The goal against Mexico as a youth player, the winning score in the first leg of the 2019 CPL finals, the international goals, and the Olimpico. Which one stands out most?

“To me, it’s any goal or an assist that comes in a big game,” he says. “I think big games are testaments to players who want to be on the ball, players who have enough confidence so that big moments don’t get to them. I try to take pride in being there in the games we’ve worked so hard all year to be there for. It pays off at the end of the year.”

And now we’re at the start of another year, and Borges opens it with some new teammates and some longtime colleagues. On the current roster, only Kyle Bekker has played more Forge games than Borges. And as he’s grown into his elevated status with the franchise and with the CPL, he shoulders some responsibility for the success of both.

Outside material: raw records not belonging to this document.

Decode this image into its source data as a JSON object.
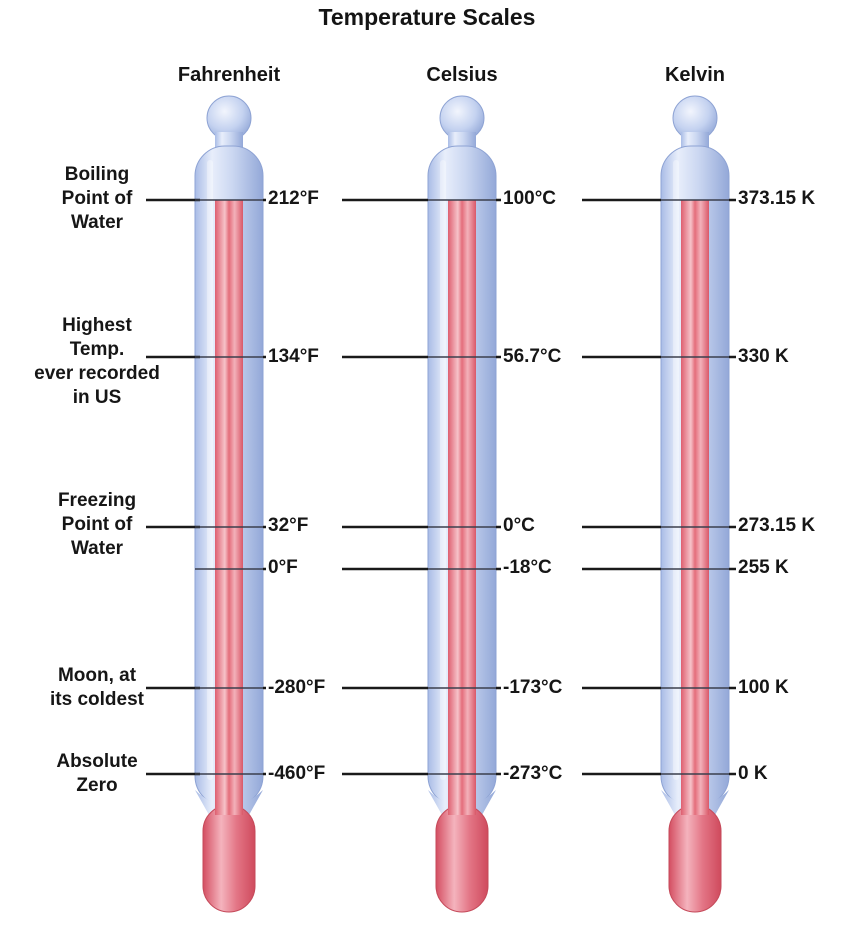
{
  "title": "Temperature Scales",
  "scales": [
    {
      "name": "Fahrenheit"
    },
    {
      "name": "Celsius"
    },
    {
      "name": "Kelvin"
    }
  ],
  "rows": [
    {
      "label": "Boiling\nPoint of\nWater",
      "values": [
        "212°F",
        "100°C",
        "373.15 K"
      ]
    },
    {
      "label": "Highest\nTemp.\never recorded\nin US",
      "values": [
        "134°F",
        "56.7°C",
        "330 K"
      ]
    },
    {
      "label": "Freezing\nPoint of\nWater",
      "values": [
        "32°F",
        "0°C",
        "273.15 K"
      ]
    },
    {
      "label": "",
      "values": [
        "0°F",
        "-18°C",
        "255 K"
      ]
    },
    {
      "label": "Moon, at\nits coldest",
      "values": [
        "-280°F",
        "-173°C",
        "100 K"
      ]
    },
    {
      "label": "Absolute\nZero",
      "values": [
        "-460°F",
        "-273°C",
        "0 K"
      ]
    }
  ],
  "colors": {
    "glass": "#c9d6f2",
    "glass_edge": "#8ea3d4",
    "mercury": "#e4727f",
    "mercury_light": "#f4b6bf",
    "line": "#1a1a1a"
  },
  "icons": [
    "thermometer-icon"
  ]
}
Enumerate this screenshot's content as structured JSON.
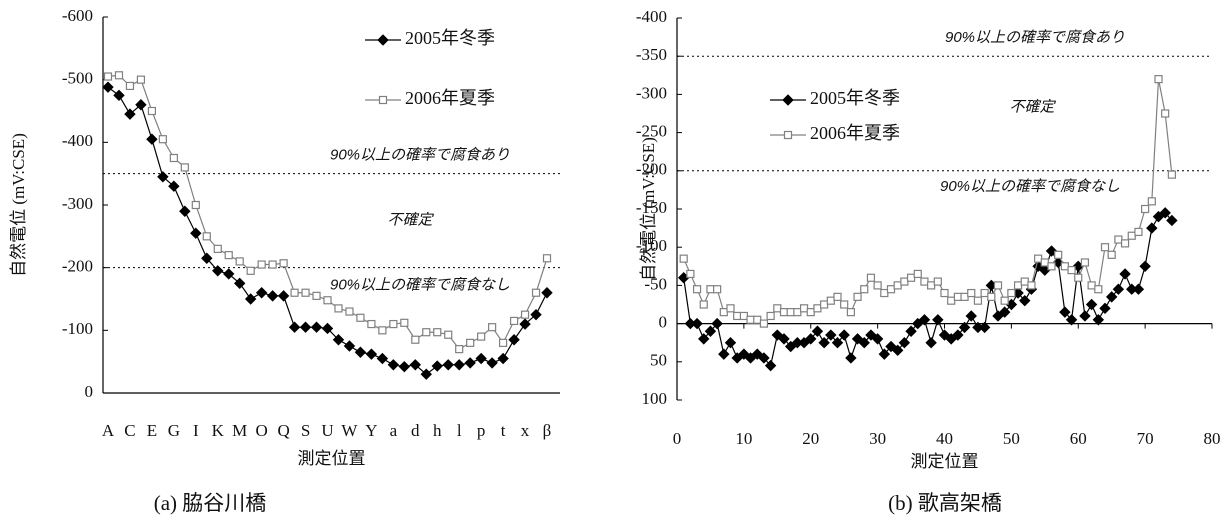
{
  "chart_data": [
    {
      "type": "line",
      "caption": "(a) 脇谷川橋",
      "x_label": "測定位置",
      "y_label": "自然電位 (mV:CSE)",
      "categories": [
        "A",
        null,
        "C",
        null,
        "E",
        null,
        "G",
        null,
        "I",
        null,
        "K",
        null,
        "M",
        null,
        "O",
        null,
        "Q",
        null,
        "S",
        null,
        "U",
        null,
        "W",
        null,
        "Y",
        null,
        "a",
        null,
        "d",
        null,
        "h",
        null,
        "l",
        null,
        "p",
        null,
        "t",
        null,
        "x",
        null,
        "β"
      ],
      "ylim": [
        0,
        -600
      ],
      "yticks": [
        -600,
        -500,
        -400,
        -300,
        -200,
        -100,
        0
      ],
      "ref_lines": [
        -350,
        -200
      ],
      "annotations": [
        "90%以上の確率で腐食あり",
        "不確定",
        "90%以上の確率で腐食なし"
      ],
      "legend": "upper right",
      "series": [
        {
          "name": "2005年冬季",
          "color": "#000000",
          "marker": "diamond",
          "values": [
            -488,
            -475,
            -445,
            -460,
            -405,
            -345,
            -330,
            -290,
            -255,
            -215,
            -195,
            -190,
            -175,
            -150,
            -160,
            -155,
            -155,
            -105,
            -105,
            -105,
            -103,
            -85,
            -75,
            -65,
            -62,
            -55,
            -45,
            -42,
            -45,
            -30,
            -43,
            -45,
            -45,
            -48,
            -55,
            -48,
            -55,
            -85,
            -110,
            -125,
            -160
          ]
        },
        {
          "name": "2006年夏季",
          "color": "#808080",
          "marker": "square",
          "values": [
            -505,
            -507,
            -490,
            -500,
            -450,
            -405,
            -375,
            -360,
            -300,
            -250,
            -230,
            -220,
            -210,
            -195,
            -205,
            -205,
            -207,
            -160,
            -160,
            -155,
            -148,
            -135,
            -130,
            -120,
            -110,
            -100,
            -110,
            -112,
            -85,
            -97,
            -97,
            -93,
            -70,
            -80,
            -90,
            -105,
            -80,
            -115,
            -125,
            -160,
            -215
          ]
        }
      ]
    },
    {
      "type": "line",
      "caption": "(b) 歌高架橋",
      "x_label": "測定位置",
      "y_label": "自然電位 (mV:CSE)",
      "x": [
        1,
        2,
        3,
        4,
        5,
        6,
        7,
        8,
        9,
        10,
        11,
        12,
        13,
        14,
        15,
        16,
        17,
        18,
        19,
        20,
        21,
        22,
        23,
        24,
        25,
        26,
        27,
        28,
        29,
        30,
        31,
        32,
        33,
        34,
        35,
        36,
        37,
        38,
        39,
        40,
        41,
        42,
        43,
        44,
        45,
        46,
        47,
        48,
        49,
        50,
        51,
        52,
        53,
        54,
        55,
        56,
        57,
        58,
        59,
        60,
        61,
        62,
        63,
        64,
        65,
        66,
        67,
        68,
        69,
        70,
        71,
        72,
        73,
        74
      ],
      "xlim": [
        0,
        80
      ],
      "xticks": [
        0,
        10,
        20,
        30,
        40,
        50,
        60,
        70,
        80
      ],
      "ylim": [
        100,
        -400
      ],
      "yticks": [
        -400,
        -350,
        -300,
        -250,
        -200,
        -150,
        -100,
        -50,
        0,
        50,
        100
      ],
      "ref_lines": [
        -350,
        -200
      ],
      "annotations": [
        "90%以上の確率で腐食あり",
        "不確定",
        "90%以上の確率で腐食なし"
      ],
      "legend": "upper left",
      "series": [
        {
          "name": "2005年冬季",
          "color": "#000000",
          "marker": "diamond",
          "values": [
            -60,
            0,
            0,
            20,
            10,
            0,
            40,
            25,
            45,
            40,
            45,
            40,
            45,
            55,
            15,
            20,
            30,
            25,
            25,
            20,
            10,
            25,
            15,
            25,
            15,
            45,
            20,
            25,
            15,
            20,
            40,
            30,
            35,
            25,
            10,
            0,
            -5,
            25,
            -5,
            15,
            20,
            15,
            5,
            -10,
            5,
            5,
            -50,
            -10,
            -15,
            -25,
            -40,
            -30,
            -45,
            -75,
            -70,
            -95,
            -80,
            -15,
            -5,
            -75,
            -10,
            -25,
            -5,
            -20,
            -35,
            -45,
            -65,
            -45,
            -45,
            -75,
            -125,
            -140,
            -145,
            -135
          ]
        },
        {
          "name": "2006年夏季",
          "color": "#808080",
          "marker": "square",
          "values": [
            -85,
            -65,
            -45,
            -25,
            -45,
            -45,
            -15,
            -20,
            -10,
            -10,
            -5,
            -5,
            0,
            -10,
            -20,
            -15,
            -15,
            -15,
            -20,
            -15,
            -20,
            -25,
            -30,
            -35,
            -25,
            -15,
            -35,
            -45,
            -60,
            -50,
            -40,
            -45,
            -50,
            -55,
            -60,
            -65,
            -55,
            -50,
            -55,
            -40,
            -30,
            -35,
            -35,
            -40,
            -30,
            -40,
            -35,
            -50,
            -30,
            -40,
            -50,
            -55,
            -50,
            -85,
            -80,
            -75,
            -90,
            -75,
            -70,
            -60,
            -80,
            -50,
            -45,
            -100,
            -90,
            -110,
            -105,
            -115,
            -120,
            -150,
            -160,
            -320,
            -275,
            -195
          ]
        }
      ]
    }
  ]
}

“I think so,” he says. “I think I understand what my role is; I understand the impact I have on the team. What really helped from the start was having the same mentality as Bobby has. The ultimate goal is to be the last team standing, to be winning trophies, to be playing meaningful games.

“From Year 1, having a captain like Bekks set the tone and the standard, and when you win one, it’s a feeling that everybody wants to have continuously. You understand how important it is and also understand that other teams that haven’t had that are dying to have it.

“We’ve been successful, but we live in a world where nobody cares about the past…. they care about what you can do in the future.”

Forge kicks off its season on Saturday as it hosts Atlético Ottawa in a rematch of the 2025 Contender Semi-Final.